When I whip off a reference to the prospective Democratic field for governor, I mention three names: Shap Smith, Sue Minter, and Matt Dunne. There are a couple other oft-mentioned names that I leave off my list.
One of them is Doug Racine. I’ve got nothing against him; if he runs I’d give him serious consideration. But I haven’t seen much evidence that he’s serious about running. If I had to guess, I’d say he’s looking for reasons not to run rather than pushing a candidacy forward. (If anyone in the audience has seen such evidence, let me know in the Comments.)
The other is the formerly Slummin’ Solon, Peter Galbraith. I dubbed him the Slummin’ Solon because he seemed to believe that occupying a seat in the State Senate was a task unworthy of his stature. When he left the Senate last year, he was allegedly clearing his decks for another peace mission in the Middle East.
Well, it seems he never left, and his Green Mountain ambitions remain unquelled, because here he is on everybody’s list as exploring a run for governor.
In many ways, Galbraith is the Democratic equivalent of Bruce Lisman. Both men are very wealthy, enough to self-fund a substantial campaign. Both have very high opinions of themselves and their qualifications for Vermont’s highest office. Both have very high opinions of their political appeal, with no particular evidence to back it up.
And as with Lisman, my response to a potential Galbraith candidacy is “Oh please. Oh please please PLEEEEEEEASE run for Governor. I’m beggin’ ya.”
Because if Galbraith runs for governor, he’s in line for a rude surprise. He’ll go down in flames.
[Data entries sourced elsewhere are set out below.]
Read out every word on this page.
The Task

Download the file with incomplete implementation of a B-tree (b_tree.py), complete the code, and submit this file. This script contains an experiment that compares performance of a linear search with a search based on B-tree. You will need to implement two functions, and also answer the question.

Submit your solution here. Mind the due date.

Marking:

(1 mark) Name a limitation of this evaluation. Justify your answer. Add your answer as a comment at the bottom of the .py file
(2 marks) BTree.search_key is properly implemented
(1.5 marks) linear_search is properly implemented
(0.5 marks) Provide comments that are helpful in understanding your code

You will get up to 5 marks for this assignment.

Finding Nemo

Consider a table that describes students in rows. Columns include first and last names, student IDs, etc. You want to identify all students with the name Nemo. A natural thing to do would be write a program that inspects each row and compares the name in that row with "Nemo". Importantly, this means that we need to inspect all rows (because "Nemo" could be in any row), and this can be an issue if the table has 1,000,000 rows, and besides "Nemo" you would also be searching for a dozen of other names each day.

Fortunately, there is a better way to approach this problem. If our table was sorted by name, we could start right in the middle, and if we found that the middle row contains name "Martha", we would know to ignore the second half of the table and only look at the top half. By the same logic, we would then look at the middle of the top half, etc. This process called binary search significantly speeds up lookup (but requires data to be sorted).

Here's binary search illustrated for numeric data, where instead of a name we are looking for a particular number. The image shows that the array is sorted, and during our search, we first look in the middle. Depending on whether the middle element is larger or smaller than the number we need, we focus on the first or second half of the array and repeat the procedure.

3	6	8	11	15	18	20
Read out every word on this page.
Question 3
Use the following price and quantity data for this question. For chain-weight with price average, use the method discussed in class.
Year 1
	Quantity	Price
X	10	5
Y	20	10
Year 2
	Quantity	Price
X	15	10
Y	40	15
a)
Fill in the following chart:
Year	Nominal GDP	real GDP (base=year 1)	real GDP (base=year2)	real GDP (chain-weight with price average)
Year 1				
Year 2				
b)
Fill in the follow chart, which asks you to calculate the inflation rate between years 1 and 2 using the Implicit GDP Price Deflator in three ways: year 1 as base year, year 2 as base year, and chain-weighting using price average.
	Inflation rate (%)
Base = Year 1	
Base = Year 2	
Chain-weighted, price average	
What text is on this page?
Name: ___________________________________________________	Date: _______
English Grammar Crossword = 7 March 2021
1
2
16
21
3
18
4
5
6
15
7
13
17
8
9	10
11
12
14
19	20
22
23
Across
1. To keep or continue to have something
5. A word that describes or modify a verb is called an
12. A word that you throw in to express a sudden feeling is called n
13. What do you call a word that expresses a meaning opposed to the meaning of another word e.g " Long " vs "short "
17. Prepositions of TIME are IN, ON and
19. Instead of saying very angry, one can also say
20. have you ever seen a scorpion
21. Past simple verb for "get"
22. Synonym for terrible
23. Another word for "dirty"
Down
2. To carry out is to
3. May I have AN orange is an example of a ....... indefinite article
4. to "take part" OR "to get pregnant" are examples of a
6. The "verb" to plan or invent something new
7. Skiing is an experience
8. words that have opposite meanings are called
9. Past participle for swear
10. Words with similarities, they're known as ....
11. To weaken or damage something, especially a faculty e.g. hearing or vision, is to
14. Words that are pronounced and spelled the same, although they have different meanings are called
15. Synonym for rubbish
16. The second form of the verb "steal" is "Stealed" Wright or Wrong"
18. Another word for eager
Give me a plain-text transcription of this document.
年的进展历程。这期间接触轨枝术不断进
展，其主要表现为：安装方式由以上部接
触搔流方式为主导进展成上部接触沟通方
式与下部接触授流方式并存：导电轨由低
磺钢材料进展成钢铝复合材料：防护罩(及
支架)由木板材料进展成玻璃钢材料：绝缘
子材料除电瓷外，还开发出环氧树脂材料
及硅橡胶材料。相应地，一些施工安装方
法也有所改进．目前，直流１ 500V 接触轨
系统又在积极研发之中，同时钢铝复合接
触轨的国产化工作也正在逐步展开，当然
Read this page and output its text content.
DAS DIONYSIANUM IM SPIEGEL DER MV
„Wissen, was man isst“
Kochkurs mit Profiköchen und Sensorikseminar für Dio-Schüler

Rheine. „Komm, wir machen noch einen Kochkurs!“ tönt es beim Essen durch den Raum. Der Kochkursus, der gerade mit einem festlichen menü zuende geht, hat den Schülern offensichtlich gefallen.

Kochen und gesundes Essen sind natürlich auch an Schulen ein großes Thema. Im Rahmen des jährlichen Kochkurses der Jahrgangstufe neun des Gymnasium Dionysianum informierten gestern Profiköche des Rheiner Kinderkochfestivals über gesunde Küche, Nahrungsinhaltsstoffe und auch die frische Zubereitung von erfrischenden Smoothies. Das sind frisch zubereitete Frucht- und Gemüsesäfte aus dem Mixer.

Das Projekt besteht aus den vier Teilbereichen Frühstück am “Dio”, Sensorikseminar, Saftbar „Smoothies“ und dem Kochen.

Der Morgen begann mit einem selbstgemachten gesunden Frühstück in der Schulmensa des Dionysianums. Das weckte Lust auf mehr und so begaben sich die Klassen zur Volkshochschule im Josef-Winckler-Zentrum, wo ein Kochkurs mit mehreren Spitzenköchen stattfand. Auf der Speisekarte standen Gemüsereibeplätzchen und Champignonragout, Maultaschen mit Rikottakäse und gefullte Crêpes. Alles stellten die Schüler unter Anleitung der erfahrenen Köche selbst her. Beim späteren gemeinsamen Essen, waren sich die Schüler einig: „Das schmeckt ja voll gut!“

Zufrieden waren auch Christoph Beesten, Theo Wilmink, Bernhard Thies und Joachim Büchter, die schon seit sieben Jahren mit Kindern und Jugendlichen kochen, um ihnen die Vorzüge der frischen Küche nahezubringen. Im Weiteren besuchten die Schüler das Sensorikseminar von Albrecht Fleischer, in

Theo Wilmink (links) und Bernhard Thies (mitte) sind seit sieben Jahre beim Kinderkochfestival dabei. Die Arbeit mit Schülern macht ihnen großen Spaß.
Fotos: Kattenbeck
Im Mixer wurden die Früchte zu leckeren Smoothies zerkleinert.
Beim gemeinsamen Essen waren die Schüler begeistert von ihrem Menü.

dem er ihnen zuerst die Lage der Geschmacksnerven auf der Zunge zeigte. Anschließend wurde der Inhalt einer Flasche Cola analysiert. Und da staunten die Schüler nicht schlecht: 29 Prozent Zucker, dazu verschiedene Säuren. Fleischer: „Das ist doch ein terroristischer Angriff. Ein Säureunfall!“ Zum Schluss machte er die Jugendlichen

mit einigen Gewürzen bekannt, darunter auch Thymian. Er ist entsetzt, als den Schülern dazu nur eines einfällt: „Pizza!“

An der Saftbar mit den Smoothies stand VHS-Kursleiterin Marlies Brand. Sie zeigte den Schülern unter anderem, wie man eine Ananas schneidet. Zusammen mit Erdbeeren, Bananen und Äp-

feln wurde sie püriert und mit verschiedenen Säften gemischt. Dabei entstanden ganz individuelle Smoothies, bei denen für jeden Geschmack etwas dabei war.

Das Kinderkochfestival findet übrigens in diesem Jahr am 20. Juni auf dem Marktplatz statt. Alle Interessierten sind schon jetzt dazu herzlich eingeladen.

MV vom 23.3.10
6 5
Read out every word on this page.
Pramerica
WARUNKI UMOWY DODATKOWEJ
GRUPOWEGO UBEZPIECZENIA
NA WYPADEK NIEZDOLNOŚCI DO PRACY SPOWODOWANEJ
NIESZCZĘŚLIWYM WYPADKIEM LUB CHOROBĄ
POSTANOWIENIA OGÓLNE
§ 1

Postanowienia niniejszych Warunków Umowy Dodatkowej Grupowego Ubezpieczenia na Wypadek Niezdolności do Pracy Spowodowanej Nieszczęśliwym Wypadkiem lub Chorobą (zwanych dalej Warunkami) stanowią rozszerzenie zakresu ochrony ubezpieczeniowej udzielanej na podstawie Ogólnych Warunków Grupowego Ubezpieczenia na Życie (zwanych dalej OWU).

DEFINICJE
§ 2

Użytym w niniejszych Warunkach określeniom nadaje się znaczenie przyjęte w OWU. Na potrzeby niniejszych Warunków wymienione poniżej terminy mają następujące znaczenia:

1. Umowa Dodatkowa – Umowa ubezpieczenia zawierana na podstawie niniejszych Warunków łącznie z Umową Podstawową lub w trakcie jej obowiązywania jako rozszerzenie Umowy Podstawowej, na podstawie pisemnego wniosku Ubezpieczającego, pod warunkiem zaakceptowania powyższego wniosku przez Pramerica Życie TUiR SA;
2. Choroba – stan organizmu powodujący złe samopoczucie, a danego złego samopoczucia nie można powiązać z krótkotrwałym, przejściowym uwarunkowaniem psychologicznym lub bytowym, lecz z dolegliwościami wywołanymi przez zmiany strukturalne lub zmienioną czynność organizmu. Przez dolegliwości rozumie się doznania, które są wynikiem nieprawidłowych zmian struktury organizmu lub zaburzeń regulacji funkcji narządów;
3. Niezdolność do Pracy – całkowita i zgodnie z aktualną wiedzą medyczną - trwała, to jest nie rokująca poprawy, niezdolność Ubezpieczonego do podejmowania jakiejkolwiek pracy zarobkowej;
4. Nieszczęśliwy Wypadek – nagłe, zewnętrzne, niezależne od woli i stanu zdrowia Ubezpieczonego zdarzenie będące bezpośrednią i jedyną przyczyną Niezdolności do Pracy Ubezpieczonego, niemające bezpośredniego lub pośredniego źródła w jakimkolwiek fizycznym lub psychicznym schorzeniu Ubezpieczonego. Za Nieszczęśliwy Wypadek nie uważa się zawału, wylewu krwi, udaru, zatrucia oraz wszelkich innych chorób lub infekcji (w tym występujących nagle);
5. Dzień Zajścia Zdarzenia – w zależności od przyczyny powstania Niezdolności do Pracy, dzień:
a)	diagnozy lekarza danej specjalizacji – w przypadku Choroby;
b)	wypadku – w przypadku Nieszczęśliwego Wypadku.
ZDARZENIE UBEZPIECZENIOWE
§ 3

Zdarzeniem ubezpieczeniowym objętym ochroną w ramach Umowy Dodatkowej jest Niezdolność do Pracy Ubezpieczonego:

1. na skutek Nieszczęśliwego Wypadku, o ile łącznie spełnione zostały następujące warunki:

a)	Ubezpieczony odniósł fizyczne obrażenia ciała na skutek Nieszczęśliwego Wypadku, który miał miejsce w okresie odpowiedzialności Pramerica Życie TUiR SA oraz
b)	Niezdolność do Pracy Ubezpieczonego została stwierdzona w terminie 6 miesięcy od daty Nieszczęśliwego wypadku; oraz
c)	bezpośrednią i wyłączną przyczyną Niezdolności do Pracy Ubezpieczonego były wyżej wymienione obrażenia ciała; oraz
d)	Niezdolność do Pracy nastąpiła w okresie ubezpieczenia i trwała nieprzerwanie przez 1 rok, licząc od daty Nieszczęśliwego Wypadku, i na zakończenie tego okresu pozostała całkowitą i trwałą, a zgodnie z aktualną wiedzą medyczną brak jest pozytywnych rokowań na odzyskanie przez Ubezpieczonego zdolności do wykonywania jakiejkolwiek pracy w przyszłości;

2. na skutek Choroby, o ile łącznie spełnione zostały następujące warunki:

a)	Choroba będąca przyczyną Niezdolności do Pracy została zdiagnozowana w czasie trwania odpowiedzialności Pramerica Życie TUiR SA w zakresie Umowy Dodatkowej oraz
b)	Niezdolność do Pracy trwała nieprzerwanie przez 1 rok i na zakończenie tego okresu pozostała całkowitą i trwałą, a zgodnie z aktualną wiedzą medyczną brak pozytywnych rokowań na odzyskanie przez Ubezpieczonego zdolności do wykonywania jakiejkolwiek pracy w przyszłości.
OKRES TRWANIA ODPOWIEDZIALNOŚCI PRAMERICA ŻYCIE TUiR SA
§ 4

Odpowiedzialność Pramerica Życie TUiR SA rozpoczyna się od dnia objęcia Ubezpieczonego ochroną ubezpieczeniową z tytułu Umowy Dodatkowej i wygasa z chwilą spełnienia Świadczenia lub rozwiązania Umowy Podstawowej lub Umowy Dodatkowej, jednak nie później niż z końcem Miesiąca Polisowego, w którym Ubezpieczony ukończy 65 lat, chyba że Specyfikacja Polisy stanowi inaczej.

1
He has a couple pockets of political support, in southeastern Vermont and among the hard-line anti-renewables crowd. Aside from that, not much. He left a swath of ill feelings in his Senatorial wake, and he has few (if any) friends in Democratic circles outside of Windham County.
He does, of course, have the resources to buy himself a campaign, thanks to the tens of millions he made by brokering a Kurdish oil deal. But self-funded efforts tend to do poorly in Vermont, and he’d be facing three strong politicians with significant support.
If Peter Galbraith runs for governor, he’ll come in a poor fourth in the Democratic primary. With less than 10 percent of the vote. Maybe that’ll deflate his ego a little.
It’d also show the limits of the anti-renewable constituency in Vermont. And that’d be a very good thing.